2. Amalgamation method - this method is otherwise known as the patio Process where silver ore is ground to a powder form and then thoroughly mixed with table salt, liquid mercury, and ground roast copper. The mixture is poured on earth and tethered mules are walked over it, upon which they crush it into more little granules. The end product is finally mixed with liquid mercury, distilled and put in a cupellation furnace, which heats it until pure silver is derived. This method is however old-fashioned and new technology refining methods have come up.

3. Electro-refining method - this entails passing an electric current over sulfated copper slime instead of heating it in a furnace of 1,200 degrees. The hydro-metallurgical process ensures silver nitrate dissolves without any need of external heat as the process is able to regulate the concentration of sulfate ions where the silver is put. Advancement of technology has made the electro-refining silver process very possible.

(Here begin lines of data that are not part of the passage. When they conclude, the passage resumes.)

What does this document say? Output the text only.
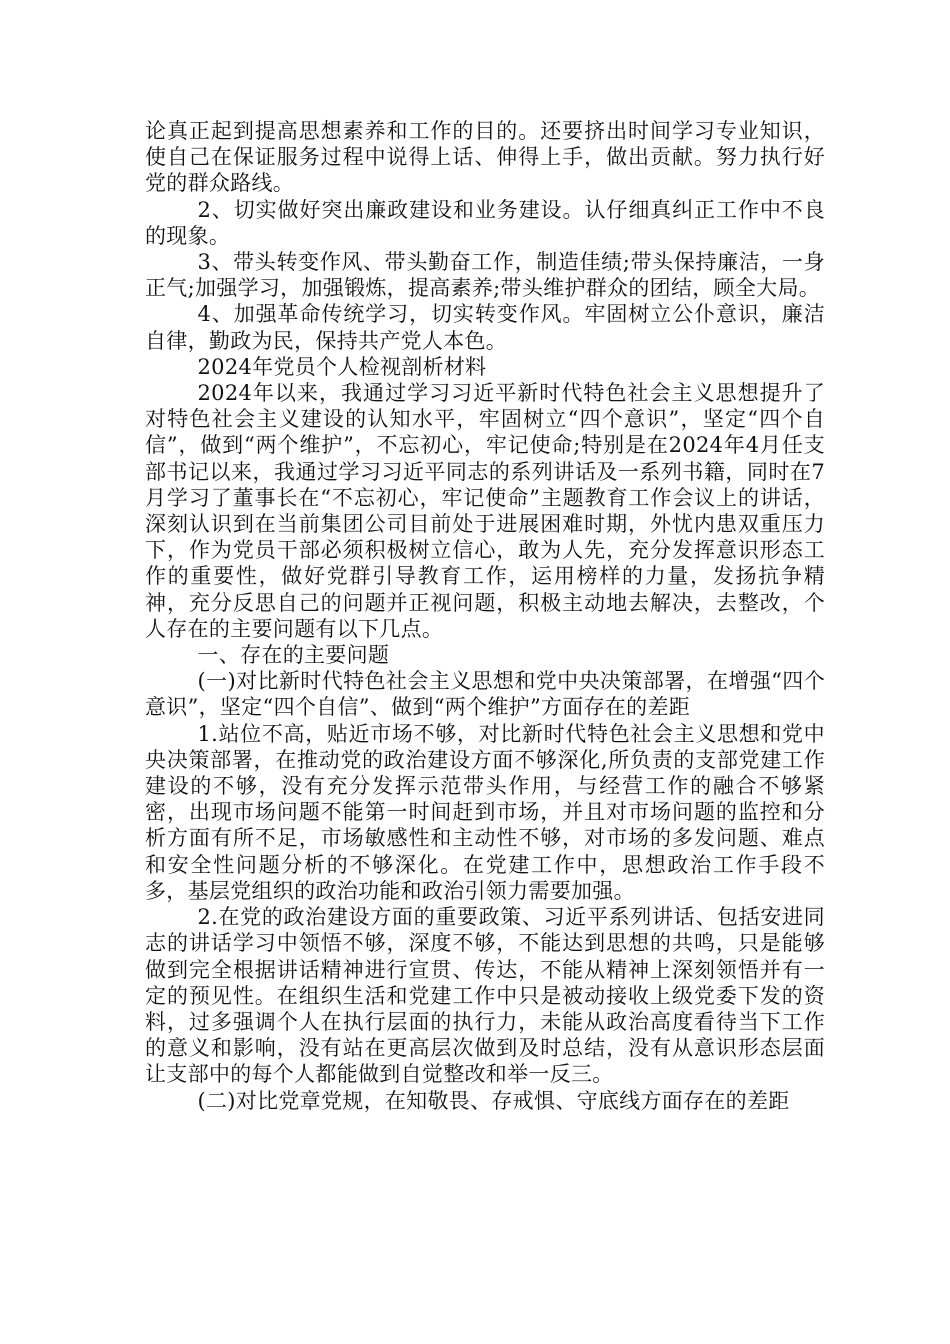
论真正起到提高思想素养和工作的目的。还要挤出时间学习专业知识，使自己在保证服务过程中说得上话、伸得上手，做出贡献。努力执行好党的群众路线。

2、切实做好突出廉政建设和业务建设。认仔细真纠正工作中不良的现象。

3、带头转变作风、带头勤奋工作，制造佳绩;带头保持廉洁，一身正气;加强学习，加强锻炼，提高素养;带头维护群众的团结，顾全大局。

4、加强革命传统学习，切实转变作风。牢固树立公仆意识，廉洁自律，勤政为民，保持共产党人本色。

2024年党员个人检视剖析材料

2024年以来，我通过学习习近平新时代特色社会主义思想提升了对特色社会主义建设的认知水平，牢固树立“四个意识”，坚定“四个自信”，做到“两个维护”，不忘初心，牢记使命;特别是在2024年4月任支部书记以来，我通过学习习近平同志的系列讲话及一系列书籍，同时在7月学习了董事长在“不忘初心，牢记使命”主题教育工作会议上的讲话，深刻认识到在当前集团公司目前处于进展困难时期，外忧内患双重压力下，作为党员干部必须积极树立信心，敢为人先，充分发挥意识形态工作的重要性，做好党群引导教育工作，运用榜样的力量，发扬抗争精神，充分反思自己的问题并正视问题，积极主动地去解决，去整改，个人存在的主要问题有以下几点。

一、存在的主要问题

(一)对比新时代特色社会主义思想和党中央决策部署，在增强“四个意识”，坚定“四个自信”、做到“两个维护”方面存在的差距

1.站位不高，贴近市场不够，对比新时代特色社会主义思想和党中央决策部署，在推动党的政治建设方面不够深化,所负责的支部党建工作建设的不够，没有充分发挥示范带头作用，与经营工作的融合不够紧密，出现市场问题不能第一时间赶到市场，并且对市场问题的监控和分析方面有所不足，市场敏感性和主动性不够，对市场的多发问题、难点和安全性问题分析的不够深化。在党建工作中，思想政治工作手段不多，基层党组织的政治功能和政治引领力需要加强。

2.在党的政治建设方面的重要政策、习近平系列讲话、包括安进同志的讲话学习中领悟不够，深度不够，不能达到思想的共鸣，只是能够做到完全根据讲话精神进行宣贯、传达，不能从精神上深刻领悟并有一定的预见性。在组织生活和党建工作中只是被动接收上级党委下发的资料，过多强调个人在执行层面的执行力，未能从政治高度看待当下工作的意义和影响，没有站在更高层次做到及时总结，没有从意识形态层面让支部中的每个人都能做到自觉整改和举一反三。

(二)对比党章党规，在知敬畏、存戒惧、守底线方面存在的差距
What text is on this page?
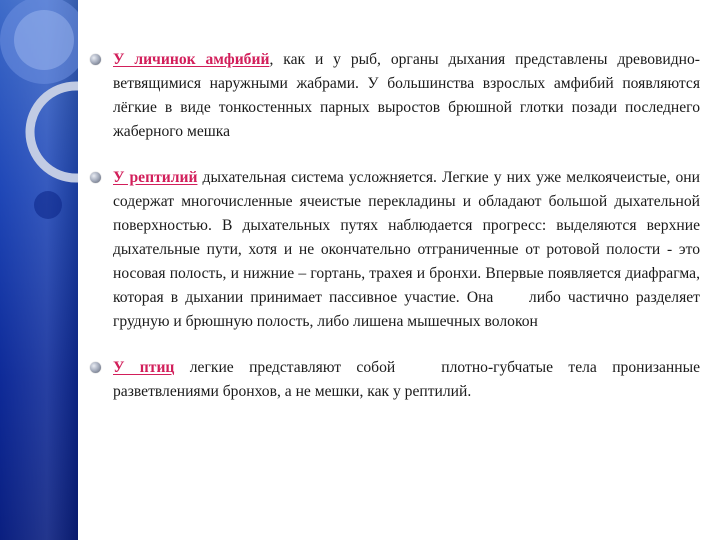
У личинок амфибий, как и у рыб, органы дыхания представлены древовидно-ветвящимися наружными жабрами. У большинства взрослых амфибий появляются лёгкие в виде тонкостенных парных выростов брюшной глотки позади последнего жаберного мешка
У рептилий дыхательная система усложняется. Легкие у них уже мелкоячеистые, они содержат многочисленные ячеистые перекладины и обладают большой дыхательной поверхностью. В дыхательных путях наблюдается прогресс: выделяются верхние дыхательные пути, хотя и не окончательно отграниченные от ротовой полости - это носовая полость, и нижние – гортань, трахея и бронхи. Впервые появляется диафрагма, которая в дыхании принимает пассивное участие. Она     либо частично разделяет грудную и брюшную полость, либо лишена мышечных волокон
У птиц легкие представляют собой   плотно-губчатые тела пронизанные разветвлениями бронхов, а не мешки, как у рептилий.
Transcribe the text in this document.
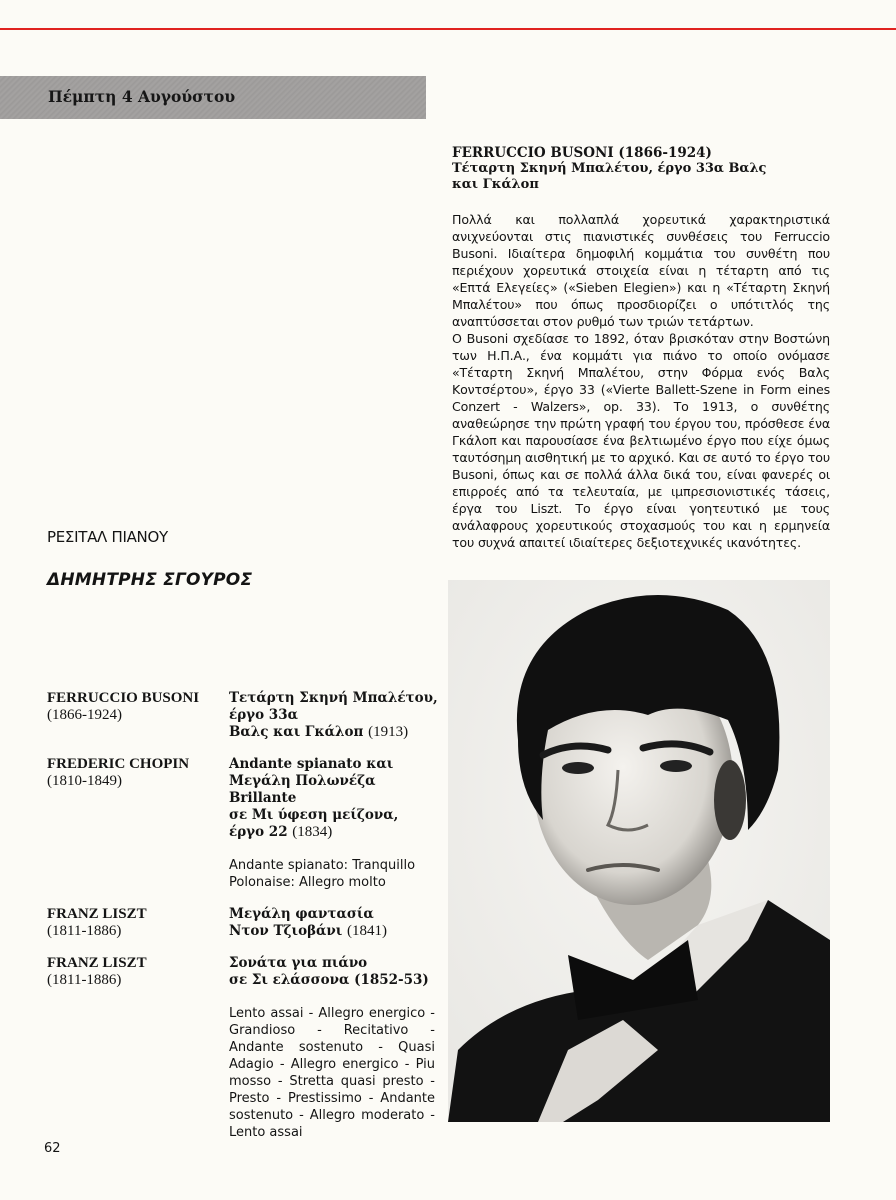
Πέμπτη 4 Αυγούστου
FERRUCCIO BUSONI (1866-1924)
Τέταρτη Σκηνή Μπαλέτου, έργο 33α Βαλς και Γκάλοπ

Πολλά και πολλαπλά χορευτικά χαρακτηριστικά ανιχνεύονται στις πιανιστικές συνθέσεις του Ferruccio Busoni. Ιδιαίτερα δημοφιλή κομμάτια του συνθέτη που περιέχουν χορευτικά στοιχεία είναι η τέταρτη από τις «Επτά Ελεγείες» («Sieben Elegien») και η «Τέταρτη Σκηνή Μπαλέτου» που όπως προσδιορίζει ο υπότιτλός της αναπτύσσεται στον ρυθμό των τριών τετάρτων.

Ο Busoni σχεδίασε το 1892, όταν βρισκόταν στην Βοστώνη των Η.Π.Α., ένα κομμάτι για πιάνο το οποίο ονόμασε «Τέταρτη Σκηνή Μπαλέτου, στην Φόρμα ενός Βαλς Κοντσέρτου», έργο 33 («Vierte Ballett-Szene in Form eines Conzert - Walzers», op. 33). Το 1913, ο συνθέτης αναθεώρησε την πρώτη γραφή του έργου του, πρόσθεσε ένα Γκάλοπ και παρουσίασε ένα βελτιωμένο έργο που είχε όμως ταυτόσημη αισθητική με το αρχικό. Και σε αυτό το έργο του Busoni, όπως και σε πολλά άλλα δικά του, είναι φανερές οι επιρροές από τα τελευταία, με ιμπρεσιονιστικές τάσεις, έργα του Liszt. Το έργο είναι γοητευτικό με τους ανάλαφρους χορευτικούς στοχασμούς του και η ερμηνεία του συχνά απαιτεί ιδιαίτερες δεξιοτεχνικές ικανότητες.

ΡΕΣΙΤΑΛ ΠΙΑΝΟΥ
ΔΗΜΗΤΡΗΣ ΣΓΟΥΡΟΣ
FERRUCCIO BUSONI
(1866-1924)
Τετάρτη Σκηνή Μπαλέτου,
έργο 33α
Βαλς και Γκάλοπ (1913)
FREDERIC CHOPIN
(1810-1849)
Andante spianato και
Μεγάλη Πολωνέζα Brillante
σε Μι ύφεση μείζονα,
έργο 22 (1834)
Andante spianato: Tranquillo
Polonaise: Allegro molto
FRANZ LISZT
(1811-1886)
Μεγάλη φαντασία
Ντον Τζιοβάνι (1841)
FRANZ LISZT
(1811-1886)
Σονάτα για πιάνο
σε Σι ελάσσονα (1852-53)
Lento assai - Allegro energico - Grandioso - Recitativo - Andante sostenuto - Quasi Adagio - Allegro energico - Piu mosso - Stretta quasi presto - Presto - Prestissimo - Andante sostenuto - Allegro moderato - Lento assai
62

Silver is a treasured precious metal that makes the ornaments you use today, utensils, jewelry, currency coins, and high-valuable tableware. Silver is also used as a catalyst in most chemical reactions, in mirrors, and as electrical conductors and contacts. The compounds of silver on the other hand find their way as microbiocides, disinfectants, and in photographic film. Important to note is that the silver refining process is the same as gold refining process.